— Des blanches, des roses, des rouges ?
— Des blanches et des roses.
— Savez-vous ce qu’elle en a fait ?
— Non.
— Eh ! bien, elles ornent la boutonnière de ses deux sigisbées.
Madame Bullot resta un moment silencieuse, puis elle dit lentement :
— Je suis étonné de ce que tu avances là, parce que ce n’est nullement dans les habitudes de Sylviane.
Le visage de Luc se détendit.
— Cependant, reprit-il.
— Tu l’as su, elle y a fait allusion, ou bien ces jeunes gens te l’ont fait entendre ?
— Ce ne sont que des présomptions, mais je les crois justifiées.
— Je doute encore, j’amènerai Sylviane à m’avouer la vérité, elle n’a jamais menti, elle est aussi franche que belle, elle n’a qu’un défaut : elle est fière.
— Ah ! je le sais.
— Et malheureusement, elle en pâtit.
— Elle a un autre défaut, ma tante, c’est de se laisser courtiser par des nullités. Les femmes ne savent guère ce qu’elles font ! Il vaudrait mieux passer sur mon semblant d’offense que d’épouser un de ces garçons.
— Tu parles à ton point de vue, et au titre d’offensé.
— Vous verrez, ma tante, qu’elle les épousera !
— Allons, Luc, modère-toi.

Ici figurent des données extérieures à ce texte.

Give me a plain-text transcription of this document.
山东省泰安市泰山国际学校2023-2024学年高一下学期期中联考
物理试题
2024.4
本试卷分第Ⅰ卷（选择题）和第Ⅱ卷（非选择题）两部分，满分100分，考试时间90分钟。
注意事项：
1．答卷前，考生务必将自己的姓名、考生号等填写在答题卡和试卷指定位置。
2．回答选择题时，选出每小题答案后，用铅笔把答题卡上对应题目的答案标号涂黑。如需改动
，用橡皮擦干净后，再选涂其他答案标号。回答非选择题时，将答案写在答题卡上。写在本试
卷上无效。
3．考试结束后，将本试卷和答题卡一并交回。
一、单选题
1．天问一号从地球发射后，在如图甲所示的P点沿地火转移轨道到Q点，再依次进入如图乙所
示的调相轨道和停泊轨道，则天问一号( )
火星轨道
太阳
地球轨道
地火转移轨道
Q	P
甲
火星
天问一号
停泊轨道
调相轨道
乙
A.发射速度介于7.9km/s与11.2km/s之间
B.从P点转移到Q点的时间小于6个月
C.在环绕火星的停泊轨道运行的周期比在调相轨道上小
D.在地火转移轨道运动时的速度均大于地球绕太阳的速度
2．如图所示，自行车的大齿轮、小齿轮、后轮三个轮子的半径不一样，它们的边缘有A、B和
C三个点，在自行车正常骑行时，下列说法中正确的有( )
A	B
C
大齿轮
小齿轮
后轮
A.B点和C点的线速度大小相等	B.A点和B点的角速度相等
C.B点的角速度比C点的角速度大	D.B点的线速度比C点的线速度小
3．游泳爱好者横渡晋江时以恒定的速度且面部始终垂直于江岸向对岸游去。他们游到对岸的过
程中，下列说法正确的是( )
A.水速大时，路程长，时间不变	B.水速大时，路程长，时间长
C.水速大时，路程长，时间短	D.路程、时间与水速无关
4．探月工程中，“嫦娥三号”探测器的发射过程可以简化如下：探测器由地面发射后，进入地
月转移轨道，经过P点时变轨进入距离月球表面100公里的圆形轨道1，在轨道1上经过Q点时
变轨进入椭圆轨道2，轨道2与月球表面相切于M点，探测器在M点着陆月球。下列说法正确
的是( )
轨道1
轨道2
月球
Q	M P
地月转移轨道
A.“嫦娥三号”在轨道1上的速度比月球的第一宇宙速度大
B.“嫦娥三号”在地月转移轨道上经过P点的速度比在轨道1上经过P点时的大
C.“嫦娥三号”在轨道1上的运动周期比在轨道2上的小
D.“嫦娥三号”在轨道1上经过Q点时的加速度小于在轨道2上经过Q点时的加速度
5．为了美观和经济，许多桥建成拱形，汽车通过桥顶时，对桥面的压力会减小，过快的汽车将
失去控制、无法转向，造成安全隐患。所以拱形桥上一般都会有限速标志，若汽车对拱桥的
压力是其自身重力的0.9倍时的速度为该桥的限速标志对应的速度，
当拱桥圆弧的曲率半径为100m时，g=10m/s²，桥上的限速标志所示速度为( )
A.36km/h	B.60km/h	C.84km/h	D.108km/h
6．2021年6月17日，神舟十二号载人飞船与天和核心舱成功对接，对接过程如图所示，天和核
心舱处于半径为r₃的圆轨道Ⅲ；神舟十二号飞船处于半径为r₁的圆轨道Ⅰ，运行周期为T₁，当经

D’abord, elle ne pourra en épouser qu’un, et si tu l’y pousses.
— Que puis-je tenter ?
— Tu es venu ici dans une intention bien arrêtée : celle de la conquérir, je ne vois pas que tes affaires avancent beaucoup.
— Si je pouvais lui parler de temps à autre ! mais elle n’est jamais seule.
— Il n’y a que trois jours que nous sommes là !
— Un siècle pour le temps perdu.
— Tu es donc bien amoureux ?
— Je n’en sais rien, je me sens surtout irrité.